I’d also argue “semantic ablation” is actually way, way better as a concept than “hallucination”. The later is not quite “additive error”; it’s a misleading metaphor for output that is generated by the model the same way as the rest, but it happens to be incorrect when interpreted by human beings.
This is a good name for one of the main reasons I’ve never really felt a desire to have an LLM rephrase/correct/review something I’ve already written. It’s the reason I’ve never used Grammarly, and turned off those infuriating “phrasing” suggestions in Microsoft Word that serve only to turn a perfectly legible sentence into the verbal equivalent of Corporate Memphis.
I’m not a writer, but lately I often deliberately edit myself less than usual, to stay as far as possible from the semantic “valley floor” along which LLM text tends to flow. It probably makes me sound a bit unhinged at times, but hey at least it’s slightly interesting to read.
I do wish the article made it clear if this is an existing term (or even phenomenon) among academics, something the author is coining as of this article, or somewhere in between.
GPT-4o mini, “Rephrase the below text in a neutral tone”:
This name is appropriate for one key reason: I have not felt the need to use an LLM for rephrasing, correcting, or reviewing my writing. This is also why I have not utilized Grammarly and have disabled the “phrasing” suggestions in Microsoft Word, which often transform a clear sentence into something overly corporate or generic.
Although I wouldn’t categorize myself as a writer, I have been intentionally editing myself less than usual lately to avoid the typical style associated with LLM-generated text. This approach might come across as unconventional at times, but it can also make for more engaging reading.

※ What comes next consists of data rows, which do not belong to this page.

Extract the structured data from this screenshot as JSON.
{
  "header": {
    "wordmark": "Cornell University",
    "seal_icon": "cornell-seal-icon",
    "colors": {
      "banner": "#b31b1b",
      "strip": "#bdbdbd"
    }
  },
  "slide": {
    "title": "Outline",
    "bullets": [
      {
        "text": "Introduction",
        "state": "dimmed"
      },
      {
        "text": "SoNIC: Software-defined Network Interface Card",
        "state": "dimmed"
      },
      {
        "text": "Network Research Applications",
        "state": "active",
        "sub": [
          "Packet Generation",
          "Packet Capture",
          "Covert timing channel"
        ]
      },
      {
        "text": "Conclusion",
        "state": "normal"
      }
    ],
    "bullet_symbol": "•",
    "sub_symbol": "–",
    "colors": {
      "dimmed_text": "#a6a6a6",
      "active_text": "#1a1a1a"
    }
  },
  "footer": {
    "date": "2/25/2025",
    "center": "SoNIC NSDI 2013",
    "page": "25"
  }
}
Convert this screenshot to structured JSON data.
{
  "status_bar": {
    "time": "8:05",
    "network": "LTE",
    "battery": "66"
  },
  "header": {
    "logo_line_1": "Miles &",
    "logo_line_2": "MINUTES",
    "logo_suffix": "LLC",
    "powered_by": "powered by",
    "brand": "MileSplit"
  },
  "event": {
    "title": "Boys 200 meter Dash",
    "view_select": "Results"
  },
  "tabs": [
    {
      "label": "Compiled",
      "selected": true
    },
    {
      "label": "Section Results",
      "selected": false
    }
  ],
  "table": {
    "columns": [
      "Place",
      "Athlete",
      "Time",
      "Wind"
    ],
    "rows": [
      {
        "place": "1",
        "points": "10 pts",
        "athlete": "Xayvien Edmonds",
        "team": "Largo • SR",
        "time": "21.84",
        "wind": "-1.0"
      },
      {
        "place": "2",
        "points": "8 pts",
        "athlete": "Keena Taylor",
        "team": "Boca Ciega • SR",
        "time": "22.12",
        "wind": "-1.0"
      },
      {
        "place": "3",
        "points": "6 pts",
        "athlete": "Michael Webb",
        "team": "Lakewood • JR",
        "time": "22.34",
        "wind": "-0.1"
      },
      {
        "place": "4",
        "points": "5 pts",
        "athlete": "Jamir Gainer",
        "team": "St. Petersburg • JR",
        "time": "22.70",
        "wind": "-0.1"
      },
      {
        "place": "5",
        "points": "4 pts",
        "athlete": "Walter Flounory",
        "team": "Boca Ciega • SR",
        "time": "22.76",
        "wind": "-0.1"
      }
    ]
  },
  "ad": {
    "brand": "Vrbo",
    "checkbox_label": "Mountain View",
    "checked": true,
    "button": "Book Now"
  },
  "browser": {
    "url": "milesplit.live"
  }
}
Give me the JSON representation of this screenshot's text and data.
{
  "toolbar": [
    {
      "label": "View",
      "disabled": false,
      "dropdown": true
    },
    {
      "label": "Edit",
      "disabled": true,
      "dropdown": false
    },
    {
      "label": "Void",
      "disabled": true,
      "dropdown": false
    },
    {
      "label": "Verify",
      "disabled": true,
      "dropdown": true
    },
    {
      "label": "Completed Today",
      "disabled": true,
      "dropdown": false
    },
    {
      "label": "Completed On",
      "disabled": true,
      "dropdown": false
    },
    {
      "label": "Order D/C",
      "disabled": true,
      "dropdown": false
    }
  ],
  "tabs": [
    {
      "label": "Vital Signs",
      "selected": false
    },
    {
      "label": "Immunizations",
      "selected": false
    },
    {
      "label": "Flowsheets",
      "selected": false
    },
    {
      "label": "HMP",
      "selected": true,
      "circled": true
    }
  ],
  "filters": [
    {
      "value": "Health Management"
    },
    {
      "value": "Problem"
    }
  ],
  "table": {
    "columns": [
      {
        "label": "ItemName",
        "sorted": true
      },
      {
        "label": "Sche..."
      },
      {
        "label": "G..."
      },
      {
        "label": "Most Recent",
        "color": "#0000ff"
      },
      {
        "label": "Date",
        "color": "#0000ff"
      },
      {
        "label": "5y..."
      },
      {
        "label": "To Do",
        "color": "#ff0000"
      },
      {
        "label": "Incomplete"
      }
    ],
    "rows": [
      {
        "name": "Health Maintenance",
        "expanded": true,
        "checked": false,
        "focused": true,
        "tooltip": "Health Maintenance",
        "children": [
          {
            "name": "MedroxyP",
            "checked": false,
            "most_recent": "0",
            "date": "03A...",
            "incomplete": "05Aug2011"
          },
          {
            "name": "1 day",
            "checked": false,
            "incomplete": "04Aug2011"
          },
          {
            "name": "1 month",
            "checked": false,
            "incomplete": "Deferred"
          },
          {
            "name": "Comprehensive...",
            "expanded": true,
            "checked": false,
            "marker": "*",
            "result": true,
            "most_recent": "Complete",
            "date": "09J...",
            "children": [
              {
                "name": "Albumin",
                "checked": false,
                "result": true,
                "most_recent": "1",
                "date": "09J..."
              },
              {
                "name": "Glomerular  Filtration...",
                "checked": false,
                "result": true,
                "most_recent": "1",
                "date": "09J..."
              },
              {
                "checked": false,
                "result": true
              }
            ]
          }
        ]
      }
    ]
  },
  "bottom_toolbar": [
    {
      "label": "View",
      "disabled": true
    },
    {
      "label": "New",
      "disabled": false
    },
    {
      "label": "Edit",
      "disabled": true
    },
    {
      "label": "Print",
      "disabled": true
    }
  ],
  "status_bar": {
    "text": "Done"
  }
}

I also wish the article clarified whether this term is already established in academic circles, if the author is introducing it for the first time, or if it falls somewhere in between.
“avoid the typical style associated with LLM-generated text” – slop!
That’s a fine illustration of the problem, whatever it’s properly called.
Having paused to search the web I find that “ablation” according to wikipedia is a term used in AI since 1974. Arxiv.org has a recent paper talking specifically about “semantic ablation” which phrase it uses to describe an operation deliberately removing semantic information from an LLM’s representation of a sentence in an attempt to see what purely syntactical information is left over afterwards, or something like that.
I’m not sure if that writer gets all the details right when it comes to how it works, but I do like “semantic ablation.” It’s good to finally have a name for that after we’ve already seen so much of it.
It’s statistical blandness writ large.
The stack of single-sentence paragraphs after the introduction paragraph trying so hard to have an impact.
The tendency to put “not X, not Y, just Z” everywhere.
The perfect conclusion written at the end of each piece , summarising three bland paragraphs with yet another bland paragraph.
Statistically regurgitated bullshit, all of it
A stack of single-sentence paragraphs, you say?
With a perfect conclusion written at the end you say?
Methinks I’ve seen this before somewhere, I say.
Dare to be different, I say.
Could have just said popularity breeds mediocrity and it works on that level, but I appreciate this term too.